Red Sox find loophole to new MLB shift rule

Will Middlebrooks believes the tactic could provide a “massive advantage” to Boston specifically.


As Major League Baseball implements a series of new rules this season, teams will be forced to adjust their tactics to stay up to speed.

The Red Sox, perhaps ahead of the curve, found a creative way to avoid breaking one rule and give themselves a competitive advantage.


In their game against the Minnesota Twins on Friday, with left-handed hitter Joey Gallo at the plate, the Red Sox moved center-fielder Adam Duvall to shallow right field.

Raimel Tapia switched from left to center, Alex Verdugo stayed in his typical position in right, and left field was totally open, as the Red Sox created their own custom shift.

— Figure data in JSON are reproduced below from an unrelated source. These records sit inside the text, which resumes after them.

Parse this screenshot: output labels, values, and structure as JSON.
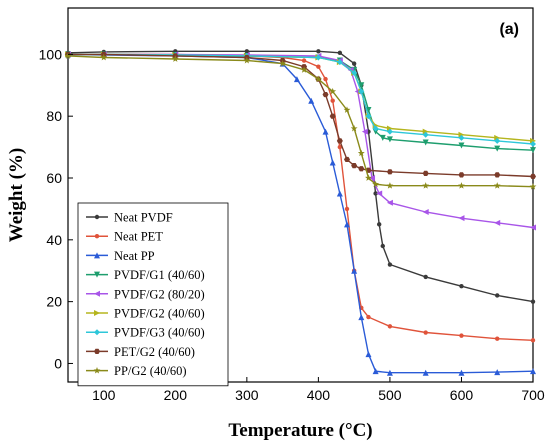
{
  "chart_data": {
    "type": "line",
    "panel_label": "(a)",
    "xlabel": "Temperature (°C)",
    "ylabel": "Weight (%)",
    "xlim": [
      50,
      700
    ],
    "ylim": [
      -6,
      115
    ],
    "xticks": [
      100,
      200,
      300,
      400,
      500,
      600,
      700
    ],
    "yticks": [
      0,
      20,
      40,
      60,
      80,
      100
    ],
    "grid": false,
    "legend_position": "lower-left",
    "series": [
      {
        "name": "Neat PVDF",
        "color": "#3a3a3a",
        "marker": "circle",
        "points": [
          [
            50,
            100.5
          ],
          [
            100,
            100.8
          ],
          [
            200,
            101
          ],
          [
            300,
            101
          ],
          [
            400,
            101
          ],
          [
            430,
            100.5
          ],
          [
            450,
            97
          ],
          [
            460,
            90
          ],
          [
            470,
            75
          ],
          [
            480,
            55
          ],
          [
            485,
            45
          ],
          [
            490,
            38
          ],
          [
            500,
            32
          ],
          [
            550,
            28
          ],
          [
            600,
            25
          ],
          [
            650,
            22
          ],
          [
            700,
            20
          ]
        ]
      },
      {
        "name": "Neat PET",
        "color": "#e0533a",
        "marker": "circle",
        "points": [
          [
            50,
            100
          ],
          [
            100,
            100
          ],
          [
            200,
            100
          ],
          [
            300,
            99.5
          ],
          [
            350,
            99
          ],
          [
            380,
            98
          ],
          [
            400,
            96
          ],
          [
            410,
            92
          ],
          [
            420,
            85
          ],
          [
            430,
            70
          ],
          [
            440,
            50
          ],
          [
            450,
            30
          ],
          [
            460,
            18
          ],
          [
            470,
            15
          ],
          [
            500,
            12
          ],
          [
            550,
            10
          ],
          [
            600,
            9
          ],
          [
            650,
            8
          ],
          [
            700,
            7.5
          ]
        ]
      },
      {
        "name": "Neat PP",
        "color": "#2a5bd7",
        "marker": "triangle",
        "points": [
          [
            50,
            100
          ],
          [
            100,
            99.8
          ],
          [
            200,
            99.5
          ],
          [
            300,
            99
          ],
          [
            350,
            97
          ],
          [
            370,
            92
          ],
          [
            390,
            85
          ],
          [
            410,
            75
          ],
          [
            420,
            65
          ],
          [
            430,
            55
          ],
          [
            440,
            45
          ],
          [
            450,
            30
          ],
          [
            460,
            15
          ],
          [
            470,
            3
          ],
          [
            480,
            -2.5
          ],
          [
            500,
            -3
          ],
          [
            550,
            -3
          ],
          [
            600,
            -3
          ],
          [
            650,
            -2.8
          ],
          [
            700,
            -2.5
          ]
        ]
      },
      {
        "name": "PVDF/G1 (40/60)",
        "color": "#1e9e6e",
        "marker": "down-triangle",
        "points": [
          [
            50,
            100
          ],
          [
            100,
            100
          ],
          [
            200,
            99.8
          ],
          [
            300,
            99.5
          ],
          [
            400,
            99
          ],
          [
            430,
            98
          ],
          [
            450,
            95
          ],
          [
            460,
            90
          ],
          [
            470,
            82
          ],
          [
            480,
            75
          ],
          [
            490,
            73
          ],
          [
            500,
            72.5
          ],
          [
            550,
            71.5
          ],
          [
            600,
            70.5
          ],
          [
            650,
            69.5
          ],
          [
            700,
            69
          ]
        ]
      },
      {
        "name": "PVDF/G2 (80/20)",
        "color": "#a855e8",
        "marker": "left-triangle",
        "points": [
          [
            50,
            100
          ],
          [
            100,
            100
          ],
          [
            200,
            100
          ],
          [
            300,
            99.8
          ],
          [
            400,
            99.5
          ],
          [
            430,
            98
          ],
          [
            445,
            95
          ],
          [
            455,
            88
          ],
          [
            465,
            75
          ],
          [
            475,
            60
          ],
          [
            485,
            55
          ],
          [
            500,
            52
          ],
          [
            550,
            49
          ],
          [
            600,
            47
          ],
          [
            650,
            45.5
          ],
          [
            700,
            44
          ]
        ]
      },
      {
        "name": "PVDF/G2 (40/60)",
        "color": "#b5b51e",
        "marker": "right-triangle",
        "points": [
          [
            50,
            100
          ],
          [
            100,
            100
          ],
          [
            200,
            99.8
          ],
          [
            300,
            99.5
          ],
          [
            400,
            99
          ],
          [
            430,
            97.5
          ],
          [
            450,
            94
          ],
          [
            460,
            88
          ],
          [
            470,
            80
          ],
          [
            480,
            77
          ],
          [
            500,
            76
          ],
          [
            550,
            75
          ],
          [
            600,
            74
          ],
          [
            650,
            73
          ],
          [
            700,
            72
          ]
        ]
      },
      {
        "name": "PVDF/G3 (40/60)",
        "color": "#2ec7d9",
        "marker": "diamond",
        "points": [
          [
            50,
            100
          ],
          [
            100,
            100
          ],
          [
            200,
            99.8
          ],
          [
            300,
            99.5
          ],
          [
            400,
            99
          ],
          [
            430,
            97.5
          ],
          [
            450,
            94
          ],
          [
            460,
            88
          ],
          [
            470,
            80
          ],
          [
            480,
            76
          ],
          [
            500,
            75
          ],
          [
            550,
            74
          ],
          [
            600,
            73
          ],
          [
            650,
            72
          ],
          [
            700,
            71
          ]
        ]
      },
      {
        "name": "PET/G2 (40/60)",
        "color": "#7b3b2a",
        "marker": "hexagon",
        "points": [
          [
            50,
            100
          ],
          [
            100,
            100
          ],
          [
            200,
            99.5
          ],
          [
            300,
            99
          ],
          [
            350,
            98
          ],
          [
            380,
            96
          ],
          [
            400,
            92
          ],
          [
            410,
            87
          ],
          [
            420,
            80
          ],
          [
            430,
            72
          ],
          [
            440,
            66
          ],
          [
            450,
            64
          ],
          [
            460,
            63
          ],
          [
            470,
            62.5
          ],
          [
            500,
            62
          ],
          [
            550,
            61.5
          ],
          [
            600,
            61
          ],
          [
            650,
            61
          ],
          [
            700,
            60.5
          ]
        ]
      },
      {
        "name": "PP/G2 (40/60)",
        "color": "#8a8a1a",
        "marker": "star",
        "points": [
          [
            50,
            99.5
          ],
          [
            100,
            99
          ],
          [
            200,
            98.5
          ],
          [
            300,
            98
          ],
          [
            350,
            97
          ],
          [
            380,
            95
          ],
          [
            400,
            92
          ],
          [
            420,
            88
          ],
          [
            440,
            82
          ],
          [
            450,
            76
          ],
          [
            460,
            68
          ],
          [
            470,
            60
          ],
          [
            480,
            58
          ],
          [
            500,
            57.5
          ],
          [
            550,
            57.5
          ],
          [
            600,
            57.5
          ],
          [
            650,
            57.5
          ],
          [
            700,
            57.2
          ]
        ]
      }
    ]
  }
}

The new rule states that: 1) Two infielders must be positioned on either side of second base when the pitch is released, and 2) All four infielders must have both feet within the infield when the pitcher is on the rubber.

So, the Red Sox didn’t technically break any rules, but they are adjusting in a way that might make MLB officials raise their eyebrows.

Gallo walked, so it ended up not mattering either way, but it will be interesting to see if other teams follow suit in the coming months. Perhaps the league will adjust the rule slightly to prevent it from becoming a trend.

Red Sox analyst Will Middlebrooks noted that the Red Sox have a “massive advantage,” because the Green Monster will allow them to continue this approach against power-hitting lefties. Doing so will theoretically get them out of their normal approach.